According to data submitted by the Korea Deposit Insurance Corporation to Grand National Party Rep. Lim Tae-hee of the financial committee of the National Assembly, the eight bailed-out financial institutions spent a total of 15.4 billion won in operational expenses, about 2.6 times what should be considered operational expenses under the corporate tax code.
Woori Bank, which was injected with 7.9 trillion won in public funds, spent 6.73 billion won in operational expenses, about 2.9 times more than the legal limit. The National Federation of Fisheries Cooperatives spent 1.74 billion won, about 3.4 times more than the legal cap.
Excessive increases in wages marked another point of contention. At these institutions, the increases ranged from 13.3 percent to 150.8 percent in the years 2000-03.
At the Seoul Guarantee Insurance Company, for example, the average of executives wages was 6.5 million won in 2000. Last year, they reached at 163 million won, up 150.8 percent. During the same period, staff wages rose 36.7 percent to 4.1 million won from 30 million won.

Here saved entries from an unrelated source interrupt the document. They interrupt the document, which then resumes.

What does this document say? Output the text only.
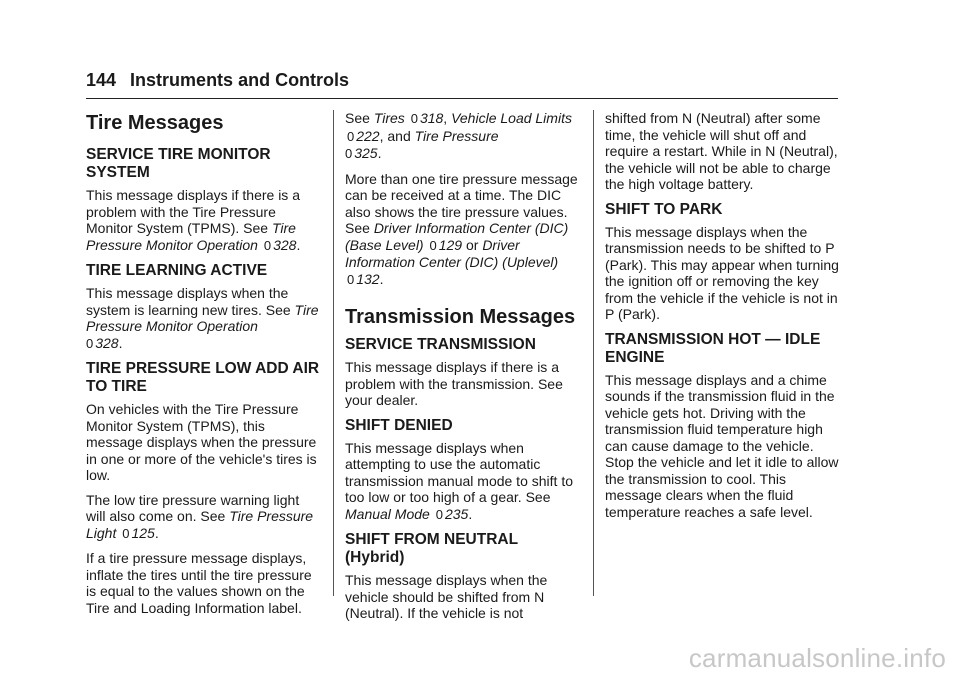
144 Instruments and Controls
Tire Messages
SERVICE TIRE MONITOR SYSTEM

This message displays if there is a problem with the Tire Pressure Monitor System (TPMS). See Tire Pressure Monitor Operation 0 328.

TIRE LEARNING ACTIVE

This message displays when the system is learning new tires. See Tire Pressure Monitor Operation
0 328.

TIRE PRESSURE LOW ADD AIR TO TIRE

On vehicles with the Tire Pressure Monitor System (TPMS), this message displays when the pressure in one or more of the vehicle's tires is low.

The low tire pressure warning light will also come on. See Tire Pressure Light 0 125.

If a tire pressure message displays, inflate the tires until the tire pressure is equal to the values shown on the Tire and Loading Information label.

See Tires 0 318, Vehicle Load Limits 0 222, and Tire Pressure
0 325.

More than one tire pressure message can be received at a time. The DIC also shows the tire pressure values. See Driver Information Center (DIC) (Base Level) 0 129 or Driver Information Center (DIC) (Uplevel) 0 132.

Transmission Messages
SERVICE TRANSMISSION

This message displays if there is a problem with the transmission. See your dealer.

SHIFT DENIED

This message displays when attempting to use the automatic transmission manual mode to shift to too low or too high of a gear. See Manual Mode 0 235.

SHIFT FROM NEUTRAL (Hybrid)

This message displays when the vehicle should be shifted from N (Neutral). If the vehicle is not

shifted from N (Neutral) after some time, the vehicle will shut off and require a restart. While in N (Neutral), the vehicle will not be able to charge the high voltage battery.

SHIFT TO PARK

This message displays when the transmission needs to be shifted to P (Park). This may appear when turning the ignition off or removing the key from the vehicle if the vehicle is not in P (Park).

TRANSMISSION HOT — IDLE ENGINE

This message displays and a chime sounds if the transmission fluid in the vehicle gets hot. Driving with the transmission fluid temperature high can cause damage to the vehicle. Stop the vehicle and let it idle to allow the transmission to cool. This message clears when the fluid temperature reaches a safe level.

carmanualsonline.info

What is worse, the eight institutions continually offered loans to their employees at rates lower than the benchmark rate of the National Housing Fund (an annualized average of six percent). These eight institutions have continually offered cheap loans to their staff from 2000 through June of this year and failed to collect a total of 10.9 billion won in operational profit, said the KDIC
The institutions also made about 43.3 billion won worth of employee contributions to personal pensions for their employees. In 2001, they paid 29.5 billion won and in 2002, 37.4 billion won in employee contributions.
These institutions have promised to restructure themselves intensively in a memorandum of understanding with the KDIC, said Rep. Lim. Their lackadaisical management will result in a delay in auctioning them off.
A bank executive said, Dont we need to boost our staffs morale so they can work hard to improve the value of the bank?